Earlier this month, TeamFit hosted another of its open conversations. This time, we engaged with a group of extremely smart, energetic, fun young consultants from the Millennial generation. This demographic will make up the majority of the workforce by about 2020, only five years from now, and this year they should become the single largest demographic in the workforce.

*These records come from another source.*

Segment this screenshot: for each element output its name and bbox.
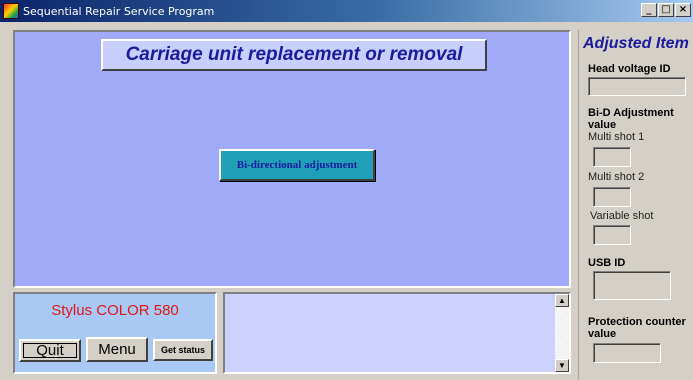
variable-shot-field[interactable] (593, 225, 631, 245)
bid-adjustment-label-value: value (588, 119, 617, 131)
multi-shot-2-field[interactable] (593, 187, 631, 207)
protection-counter-field[interactable] (593, 343, 661, 363)
window-title: Sequential Repair Service Program (23, 4, 215, 18)
printer-status-panel: Stylus COLOR 580 Quit Menu Get status (13, 292, 217, 374)
head-voltage-label: Head voltage ID (588, 63, 671, 75)
menu-button[interactable]: Menu (86, 337, 148, 362)
get-status-button[interactable]: Get status (153, 339, 213, 361)
title-bar[interactable]: Sequential Repair Service Program _ □ × (0, 0, 693, 22)
printer-model-name: Stylus COLOR 580 (51, 302, 179, 319)
quit-button[interactable]: Quit (19, 339, 81, 362)
protection-counter-label-value: value (588, 328, 617, 340)
scroll-up-icon[interactable]: ▲ (555, 294, 569, 307)
protection-counter-label: Protection counter (588, 316, 686, 328)
usb-id-field[interactable] (593, 271, 671, 300)
close-button[interactable]: × (675, 3, 691, 17)
app-icon (3, 3, 19, 19)
bi-directional-adjustment-button[interactable]: Bi-directional adjustment (219, 149, 375, 181)
head-voltage-field[interactable] (588, 77, 686, 96)
bid-adjustment-label: Bi-D Adjustment (588, 107, 674, 119)
adjusted-item-panel: Adjusted Item Head voltage ID Bi-D Adjus… (578, 30, 693, 380)
minimize-button[interactable]: _ (641, 3, 657, 17)
variable-shot-label: Variable shot (590, 210, 654, 222)
message-log[interactable]: ▲ ▼ (223, 292, 571, 374)
procedure-heading: Carriage unit replacement or removal (101, 39, 487, 71)
log-scrollbar[interactable]: ▲ ▼ (555, 294, 569, 372)
maximize-button[interactable]: □ (658, 3, 674, 17)
scroll-down-icon[interactable]: ▼ (555, 359, 569, 372)
adjusted-item-title: Adjusted Item (583, 35, 689, 52)
usb-id-label: USB ID (588, 257, 626, 269)
multi-shot-1-field[interactable] (593, 147, 631, 167)
main-panel: Carriage unit replacement or removal Bi-… (13, 30, 571, 288)
multi-shot-1-label: Multi shot 1 (588, 131, 645, 143)
multi-shot-2-label: Multi shot 2 (588, 171, 645, 183)
window-controls: _ □ × (641, 3, 691, 17)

For a great report on this generation in the United States see Millenials in Adulthood: Detached from Institutions Networked with Friends from the Pew Research Center (the figure below defining the different generations comes from this report).

This was an opinionated group. It included our friends who have just started a big data consulting company here at VentureLabs, the marketing lead for SnugVest (a compelling Vancouver start-up providing solutions for people with autism spectrum disorder) and people in environmental and IT consulting. We even had a board game designer in the group, and we gave out copies of his game to participants.

Dan Straker and his brother Rob launched their board game Escape From Sunset Island: Zombie Apocalypse Simulator late in 2014. The game was a big hit with this group. What is this obsession with Zombies? The way they described gameplay, where people have to co-operate to gather resources and escape the zombies, but can also benefit from betraying each other, seemed to some to characterize work!

Career Expectations – Multi-Threaded Careers

Millennials expect to work for multiple companies over their careers. Most have already had experience working inside companies and on freelance project teams and expect that to be the pattern of their career. Most surveys confirm this. The Deloitte Millennial Survey from back in January 2014 found that “Roughly 70 percent of Millennials see themselves as working independently at some point in their lives, rather than being employed within a traditional organizational structure.”

Social – Meeting Up, Connecting and Having Fun

This generation grew up with technology. They are already jaded by conventional social platforms like FaceBook, they are on LinkedIn but find it ‘dull’ or ‘slow,’ and rely on apps on their phones to be part of social networks. They expect their professional networks and collaboration tools to be every bit as mobile. This is the generation where a majority of people first meet using social dating sites like Plenty of Fish (TeamFit product and UX lead Felix Tin was at Plenty of Fish before joining us) and it is the generation that Tinder is meant for (if you are not part of this generation Tinder wants to charge you more to join). Given that they find relationships of all kinds on-line, they are also interested in using platforms like TeamFit to find jobs and build project teams.

Technical – Big Data and Analytics

Data and analytics are seen as a key trend by this group. I don’t think that this was the result of having two doctorates in big data analytics in our discussions. Everyone shared their stories of how analytics will impact decisions and their lives. This is the generation that grew up with the World Wide Web. They expect ‘facts’ to be available and many of the ‘facts’ to be wrong. So they have developed strategies for multi-sourcing data to see what ‘facts’ are supported and then triangulating an answer that incorporates these different perspectives. The ability to understand and integrate multiple sources of data is a key skill and one that Millennials have learned from their highly media-saturated world. Well, at least for these Millennials, who are admittedly a pretty elite group within.